Russia plans to build an “industrial and trade park” to showcase goods from North Korea and China, according to a government official in charge of a region along the DPRK border.
Primorsky Krai governor Oleg Kozhemyako announced the scheme on Sunday during a visit to China’s Yanbian-Korean Autonomous Prefecture, also near North Korea.
“There are plans to create a commercial and industrial park featuring products from Russia, China and North Korea in Primorsky Krai,” according to a press release from the Primorsky Krai government, citing Kozhemyako.
The trade zone “will give momentum to the development of trilateral international cooperation,” the regional head added, expressing confidence that “the DPRK will actively join these processes” as soon as it removes COVID-19-related restrictions.
A Primorsky Krai spokesperson told NK News that the project has not been finalized and is still “in the works,” without providing additional information.
Kozhemyako suggested that North Korea’s “vast labor resources” could be deployed for this project but did not elaborate.
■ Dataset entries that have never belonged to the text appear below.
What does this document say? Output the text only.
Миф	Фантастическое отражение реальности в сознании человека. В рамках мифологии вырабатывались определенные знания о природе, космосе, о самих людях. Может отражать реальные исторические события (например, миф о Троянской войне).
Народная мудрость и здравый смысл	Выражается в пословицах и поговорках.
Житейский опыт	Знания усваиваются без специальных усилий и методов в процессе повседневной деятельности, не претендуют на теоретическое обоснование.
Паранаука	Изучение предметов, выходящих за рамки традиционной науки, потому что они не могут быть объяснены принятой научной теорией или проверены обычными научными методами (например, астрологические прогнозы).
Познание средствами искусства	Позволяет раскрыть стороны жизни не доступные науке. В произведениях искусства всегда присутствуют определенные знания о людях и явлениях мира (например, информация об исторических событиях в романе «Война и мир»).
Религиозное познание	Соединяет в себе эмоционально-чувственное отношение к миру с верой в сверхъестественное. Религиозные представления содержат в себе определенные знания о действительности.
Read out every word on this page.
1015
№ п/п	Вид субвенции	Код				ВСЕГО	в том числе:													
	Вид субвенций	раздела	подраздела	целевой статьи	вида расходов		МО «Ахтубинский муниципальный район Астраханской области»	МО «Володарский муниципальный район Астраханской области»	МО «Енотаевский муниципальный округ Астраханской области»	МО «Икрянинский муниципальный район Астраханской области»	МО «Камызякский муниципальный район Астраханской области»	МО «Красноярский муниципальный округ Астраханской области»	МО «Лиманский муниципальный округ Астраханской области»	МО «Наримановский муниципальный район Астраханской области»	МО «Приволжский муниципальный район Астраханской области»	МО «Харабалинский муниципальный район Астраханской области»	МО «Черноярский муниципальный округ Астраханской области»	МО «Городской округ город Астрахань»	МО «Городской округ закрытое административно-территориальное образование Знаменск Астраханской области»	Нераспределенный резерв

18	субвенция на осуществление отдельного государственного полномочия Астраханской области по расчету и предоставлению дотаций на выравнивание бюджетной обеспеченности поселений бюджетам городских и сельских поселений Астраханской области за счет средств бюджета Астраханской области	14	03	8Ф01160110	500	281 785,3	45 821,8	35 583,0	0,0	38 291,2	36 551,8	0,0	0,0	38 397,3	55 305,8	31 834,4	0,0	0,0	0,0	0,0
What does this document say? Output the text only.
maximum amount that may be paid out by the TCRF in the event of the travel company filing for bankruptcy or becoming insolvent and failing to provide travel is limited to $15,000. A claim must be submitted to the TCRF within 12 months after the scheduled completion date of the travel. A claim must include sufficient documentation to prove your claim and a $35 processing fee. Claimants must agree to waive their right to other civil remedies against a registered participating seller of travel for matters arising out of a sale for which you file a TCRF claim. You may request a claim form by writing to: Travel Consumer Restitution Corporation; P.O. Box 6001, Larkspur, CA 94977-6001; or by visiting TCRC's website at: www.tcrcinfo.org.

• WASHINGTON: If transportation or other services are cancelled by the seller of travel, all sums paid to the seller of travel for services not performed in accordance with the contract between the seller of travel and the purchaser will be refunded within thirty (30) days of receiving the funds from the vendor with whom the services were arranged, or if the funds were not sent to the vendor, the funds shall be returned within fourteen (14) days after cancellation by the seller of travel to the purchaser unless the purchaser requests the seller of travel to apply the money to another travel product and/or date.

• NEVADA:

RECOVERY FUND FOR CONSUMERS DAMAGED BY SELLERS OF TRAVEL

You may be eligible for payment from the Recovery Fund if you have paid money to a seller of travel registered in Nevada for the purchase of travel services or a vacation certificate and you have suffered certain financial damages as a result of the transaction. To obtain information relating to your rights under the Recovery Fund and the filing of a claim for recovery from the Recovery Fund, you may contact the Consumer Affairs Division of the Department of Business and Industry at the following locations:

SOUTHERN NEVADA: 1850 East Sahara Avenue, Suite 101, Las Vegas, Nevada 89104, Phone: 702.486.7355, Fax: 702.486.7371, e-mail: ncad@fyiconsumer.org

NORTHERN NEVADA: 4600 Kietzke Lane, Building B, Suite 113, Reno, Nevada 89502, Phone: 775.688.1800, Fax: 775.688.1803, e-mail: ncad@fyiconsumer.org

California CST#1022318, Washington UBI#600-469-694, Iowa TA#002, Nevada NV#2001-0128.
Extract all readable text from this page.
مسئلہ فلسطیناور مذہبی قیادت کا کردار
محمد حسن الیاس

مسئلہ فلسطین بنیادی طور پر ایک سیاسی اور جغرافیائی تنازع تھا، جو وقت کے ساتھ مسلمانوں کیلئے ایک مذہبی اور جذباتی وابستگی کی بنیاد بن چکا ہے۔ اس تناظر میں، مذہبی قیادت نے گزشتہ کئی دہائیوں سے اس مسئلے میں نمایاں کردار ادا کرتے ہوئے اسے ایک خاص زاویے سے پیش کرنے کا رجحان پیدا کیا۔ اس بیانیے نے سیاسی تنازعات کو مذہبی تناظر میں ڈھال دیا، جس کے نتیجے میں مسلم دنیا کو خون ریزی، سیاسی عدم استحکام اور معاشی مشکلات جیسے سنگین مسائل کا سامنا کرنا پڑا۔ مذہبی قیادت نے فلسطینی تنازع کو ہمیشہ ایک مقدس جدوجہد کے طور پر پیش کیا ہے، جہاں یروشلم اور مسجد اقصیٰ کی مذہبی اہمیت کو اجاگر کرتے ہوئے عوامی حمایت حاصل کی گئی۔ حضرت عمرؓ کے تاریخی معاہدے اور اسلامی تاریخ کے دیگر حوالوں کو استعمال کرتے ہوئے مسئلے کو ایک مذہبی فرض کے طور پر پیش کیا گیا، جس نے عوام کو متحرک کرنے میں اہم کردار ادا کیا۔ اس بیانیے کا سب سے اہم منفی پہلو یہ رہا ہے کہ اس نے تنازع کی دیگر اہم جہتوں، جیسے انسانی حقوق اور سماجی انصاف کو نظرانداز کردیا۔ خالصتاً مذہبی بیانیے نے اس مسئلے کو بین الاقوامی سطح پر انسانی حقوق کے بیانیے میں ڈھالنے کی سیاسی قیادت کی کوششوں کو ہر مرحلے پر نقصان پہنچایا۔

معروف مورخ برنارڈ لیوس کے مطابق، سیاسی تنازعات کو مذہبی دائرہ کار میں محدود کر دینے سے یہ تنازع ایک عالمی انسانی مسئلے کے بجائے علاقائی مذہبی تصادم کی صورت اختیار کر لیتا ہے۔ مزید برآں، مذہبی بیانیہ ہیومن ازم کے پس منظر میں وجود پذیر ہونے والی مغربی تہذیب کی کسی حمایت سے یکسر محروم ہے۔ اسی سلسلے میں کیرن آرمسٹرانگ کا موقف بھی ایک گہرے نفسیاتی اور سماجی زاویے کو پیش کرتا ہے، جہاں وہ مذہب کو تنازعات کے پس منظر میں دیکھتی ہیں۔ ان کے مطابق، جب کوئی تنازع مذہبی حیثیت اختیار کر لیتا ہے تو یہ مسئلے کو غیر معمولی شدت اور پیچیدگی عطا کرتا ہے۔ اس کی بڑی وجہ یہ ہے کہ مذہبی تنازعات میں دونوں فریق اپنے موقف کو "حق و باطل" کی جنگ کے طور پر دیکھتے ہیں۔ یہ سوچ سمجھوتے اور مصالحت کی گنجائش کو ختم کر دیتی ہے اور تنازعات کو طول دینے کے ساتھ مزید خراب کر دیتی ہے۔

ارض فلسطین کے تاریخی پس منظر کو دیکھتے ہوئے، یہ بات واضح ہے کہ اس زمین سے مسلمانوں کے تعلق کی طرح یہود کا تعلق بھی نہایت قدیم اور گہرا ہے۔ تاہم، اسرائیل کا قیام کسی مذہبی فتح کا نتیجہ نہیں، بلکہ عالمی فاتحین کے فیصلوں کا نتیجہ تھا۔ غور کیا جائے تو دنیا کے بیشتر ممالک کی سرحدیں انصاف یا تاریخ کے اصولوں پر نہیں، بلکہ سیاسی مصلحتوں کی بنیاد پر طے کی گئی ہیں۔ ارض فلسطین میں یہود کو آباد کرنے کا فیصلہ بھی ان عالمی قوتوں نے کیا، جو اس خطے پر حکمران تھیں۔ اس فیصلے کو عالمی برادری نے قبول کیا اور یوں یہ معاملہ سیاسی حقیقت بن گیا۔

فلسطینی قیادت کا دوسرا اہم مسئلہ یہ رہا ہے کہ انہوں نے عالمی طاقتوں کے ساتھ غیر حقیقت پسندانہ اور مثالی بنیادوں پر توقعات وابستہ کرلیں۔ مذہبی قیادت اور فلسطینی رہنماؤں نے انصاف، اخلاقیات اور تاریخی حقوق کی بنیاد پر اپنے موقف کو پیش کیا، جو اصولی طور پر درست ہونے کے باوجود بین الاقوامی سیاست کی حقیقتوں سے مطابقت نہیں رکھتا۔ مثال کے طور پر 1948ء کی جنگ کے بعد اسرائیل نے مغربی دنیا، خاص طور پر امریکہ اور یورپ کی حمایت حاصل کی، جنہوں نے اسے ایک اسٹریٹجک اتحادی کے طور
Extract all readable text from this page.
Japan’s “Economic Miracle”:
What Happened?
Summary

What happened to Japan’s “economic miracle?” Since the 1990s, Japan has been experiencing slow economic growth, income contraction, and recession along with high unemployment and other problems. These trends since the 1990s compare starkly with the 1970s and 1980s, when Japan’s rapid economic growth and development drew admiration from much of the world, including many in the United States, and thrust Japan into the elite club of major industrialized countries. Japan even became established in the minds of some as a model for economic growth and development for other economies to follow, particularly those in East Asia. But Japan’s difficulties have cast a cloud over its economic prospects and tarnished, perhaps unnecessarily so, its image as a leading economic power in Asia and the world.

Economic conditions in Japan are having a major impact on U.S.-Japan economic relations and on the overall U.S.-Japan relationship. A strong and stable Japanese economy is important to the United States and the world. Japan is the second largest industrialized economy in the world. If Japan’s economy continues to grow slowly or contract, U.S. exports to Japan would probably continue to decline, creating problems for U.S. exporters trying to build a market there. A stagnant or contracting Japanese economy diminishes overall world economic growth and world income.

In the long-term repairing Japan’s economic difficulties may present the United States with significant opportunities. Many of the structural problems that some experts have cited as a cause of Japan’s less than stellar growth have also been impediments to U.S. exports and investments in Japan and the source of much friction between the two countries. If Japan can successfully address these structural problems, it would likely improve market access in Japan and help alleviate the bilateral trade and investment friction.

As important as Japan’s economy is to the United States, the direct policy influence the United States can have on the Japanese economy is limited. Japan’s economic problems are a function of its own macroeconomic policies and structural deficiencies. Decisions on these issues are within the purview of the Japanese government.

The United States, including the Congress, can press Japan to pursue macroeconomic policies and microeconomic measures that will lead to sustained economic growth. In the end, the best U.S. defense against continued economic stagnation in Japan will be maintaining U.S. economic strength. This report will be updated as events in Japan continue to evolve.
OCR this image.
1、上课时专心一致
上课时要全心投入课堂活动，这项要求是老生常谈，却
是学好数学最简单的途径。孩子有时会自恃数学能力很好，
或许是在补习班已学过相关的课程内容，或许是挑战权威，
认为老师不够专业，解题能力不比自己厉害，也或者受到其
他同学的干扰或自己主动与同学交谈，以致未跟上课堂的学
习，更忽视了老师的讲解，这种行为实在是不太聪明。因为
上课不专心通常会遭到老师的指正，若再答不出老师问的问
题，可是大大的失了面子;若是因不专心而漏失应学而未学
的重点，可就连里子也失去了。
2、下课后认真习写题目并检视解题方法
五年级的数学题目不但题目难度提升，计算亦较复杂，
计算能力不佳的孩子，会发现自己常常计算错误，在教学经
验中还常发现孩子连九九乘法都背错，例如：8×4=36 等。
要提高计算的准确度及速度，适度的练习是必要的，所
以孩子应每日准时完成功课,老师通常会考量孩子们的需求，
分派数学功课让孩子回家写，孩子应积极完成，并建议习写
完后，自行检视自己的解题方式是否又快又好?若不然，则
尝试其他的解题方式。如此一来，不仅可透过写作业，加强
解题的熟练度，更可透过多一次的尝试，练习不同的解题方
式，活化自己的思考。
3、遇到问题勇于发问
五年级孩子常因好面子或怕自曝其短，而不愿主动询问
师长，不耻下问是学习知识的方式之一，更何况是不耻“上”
U.N. Security Council Resolution 2397, which was adopted in 2017 and entered into force shortly before the COVID-19 outbreak in 2019, bans North Koreans from working overseas in an attempt to cut off funding for Pyongyang’s nuclear and weapons programs.
In April, Kozhemyako called on Russian leader Vladimir Putin to ramp up economic investment and development in his region, explicitly emphasizing the need to improve the outdated Soviet-era transport infrastructure.
Russia shares a 10-mile (17-km) border with North Korea, and Primorksky Krai serves as a critical logistical juncture connecting the two countries, with a railroad bridge across the Tumangang River. Russia has used the border crossing to deliver wheat, corn and other staples to the DPRK as the country faces starvation amid severe shortages.
Cross-border trade between North Korea and Russia resumed in Nov. 2022 with a rail shipment of 30 horses, the first reported shipment between the two sides in nearly three years due to the DPRK’s strict COVID-19 border controls.
During his recent visit to China, governor Kozhemyako cited contemporary work on “the modernization of border crossings” and “accelerated development” in his jurisdiction.
Primorsky Krai’s favorable geography “will increase trade flow, allow our peoples to get acquainted with cultural and sports programs and increase mutually beneficial economic cooperation,” Kozhemyako said in a meeting with Hu Jiafu, head of Yanbian-Korean Autonomous Prefecture.
The statement comes after Moscow and Pyongyang signaled their willingness to intensify cooperation since the outbreak of the war in Ukraine last year.
North Korea has openly backed Russia’s invasion, while the North’s foreign minister Choe Sun Hui recently stated that Moscow and Pyongyang are ushering in a new “heyday” in friendly ties.